Comme les banques africaines sont très réglementées et que le niveau de prêts interbancaires est faible, ce sont les économies les plus intégrées globalement qui ont subi de plein fouet la crise financière de 2008, notamment dans les pays comme l’Afrique du sud, le Nigéria, le Kenya et l’Egypte. Les économies africaines ont plutôt souffert de la baisse de la demande mondiale et de la baisse des cours des matières premières comme le pétrole et les métaux. Les conséquences indirectes de la baisse de l’aide publique au développement à 0,3 % du PIB et les promesses non tenues de doublement de l’aide publique au développement du G8 risquent de contribuer à favoriser l’émergence de nouvelles crises alimentaires si le principe de création cumulative de la richesse ne reprend pas le dessus.

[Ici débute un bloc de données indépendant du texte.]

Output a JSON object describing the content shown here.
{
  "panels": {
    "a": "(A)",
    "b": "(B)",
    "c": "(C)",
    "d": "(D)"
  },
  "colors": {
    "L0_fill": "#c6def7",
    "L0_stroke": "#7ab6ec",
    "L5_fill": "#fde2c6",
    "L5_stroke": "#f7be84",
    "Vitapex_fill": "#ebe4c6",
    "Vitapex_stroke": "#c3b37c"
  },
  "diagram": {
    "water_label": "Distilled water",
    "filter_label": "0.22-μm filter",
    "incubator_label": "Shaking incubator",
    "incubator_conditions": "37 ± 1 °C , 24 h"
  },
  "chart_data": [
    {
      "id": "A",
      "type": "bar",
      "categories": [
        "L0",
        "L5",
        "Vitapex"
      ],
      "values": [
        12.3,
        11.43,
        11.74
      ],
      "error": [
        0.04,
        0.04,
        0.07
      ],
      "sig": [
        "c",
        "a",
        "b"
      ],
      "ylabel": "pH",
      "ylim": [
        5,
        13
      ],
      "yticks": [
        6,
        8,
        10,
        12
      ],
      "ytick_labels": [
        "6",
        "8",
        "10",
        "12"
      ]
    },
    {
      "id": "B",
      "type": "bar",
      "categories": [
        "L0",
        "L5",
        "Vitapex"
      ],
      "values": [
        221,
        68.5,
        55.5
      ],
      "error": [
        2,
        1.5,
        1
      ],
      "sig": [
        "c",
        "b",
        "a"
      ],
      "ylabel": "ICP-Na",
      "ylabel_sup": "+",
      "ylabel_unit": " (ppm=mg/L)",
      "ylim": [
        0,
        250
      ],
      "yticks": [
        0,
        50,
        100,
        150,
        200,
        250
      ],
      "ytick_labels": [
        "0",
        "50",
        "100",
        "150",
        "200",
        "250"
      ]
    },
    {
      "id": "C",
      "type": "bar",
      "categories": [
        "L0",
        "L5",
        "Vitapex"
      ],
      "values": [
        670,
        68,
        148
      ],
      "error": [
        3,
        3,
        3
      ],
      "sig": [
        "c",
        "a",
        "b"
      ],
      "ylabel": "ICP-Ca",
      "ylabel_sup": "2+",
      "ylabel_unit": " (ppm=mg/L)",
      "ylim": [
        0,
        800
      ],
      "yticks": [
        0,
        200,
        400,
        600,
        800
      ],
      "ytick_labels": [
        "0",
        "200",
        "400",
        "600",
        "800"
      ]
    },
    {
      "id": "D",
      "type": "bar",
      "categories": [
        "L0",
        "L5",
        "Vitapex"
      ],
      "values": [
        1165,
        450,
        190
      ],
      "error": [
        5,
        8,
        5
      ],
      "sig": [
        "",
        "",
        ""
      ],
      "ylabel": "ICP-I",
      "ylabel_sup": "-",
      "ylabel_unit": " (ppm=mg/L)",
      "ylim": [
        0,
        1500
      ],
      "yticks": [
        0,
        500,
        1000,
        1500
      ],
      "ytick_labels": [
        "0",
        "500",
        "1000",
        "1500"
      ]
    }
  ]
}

Vous parlez de remodeler l’économie africaine et de réinventer le “solidarisme contractuel” : comment illustrez- vous cela pour que nous comprenions l’écart entre les voies que vous tracez et ce qui se pratique actuellement ?
YEA – Le livre porte effectivement sur la refondation de l’économie en Afrique. Une des solutions proposées passe par l’organisation d’un “solidarisme contractuel” où les contre-pouvoirs économiques doivent jouer. Ces contre-pouvoirs ne peuvent se limiter à un Etat qui régule mais bien à la mise en place d’institutions d’appui à la création de richesses et de valeur ajoutée, y compris les institutions de notation et de formation où la responsabilité sociale sera considérée comme un investissement à prendre en compte dans les “business plans”. Aujourd’hui, la notion de contrat ne comporte souvent pas de clause sur la prise en compte des externalités sur le social, sur l’environnement, sur la paix civile, sur le pouvoir d’achat et sur la dignité du travailleur. C’est la volonté de réintégrer tous ces points lors de la construction de la “rentabilité d’un dossier” qui fait la différence. La rentabilité ne peut donc plus être exclusivement financière, mais économique, sociale et environnementale. La non prise en compte de tous les acteurs de la construction de la richesse constitue une grave injustice et en fait une discrimination.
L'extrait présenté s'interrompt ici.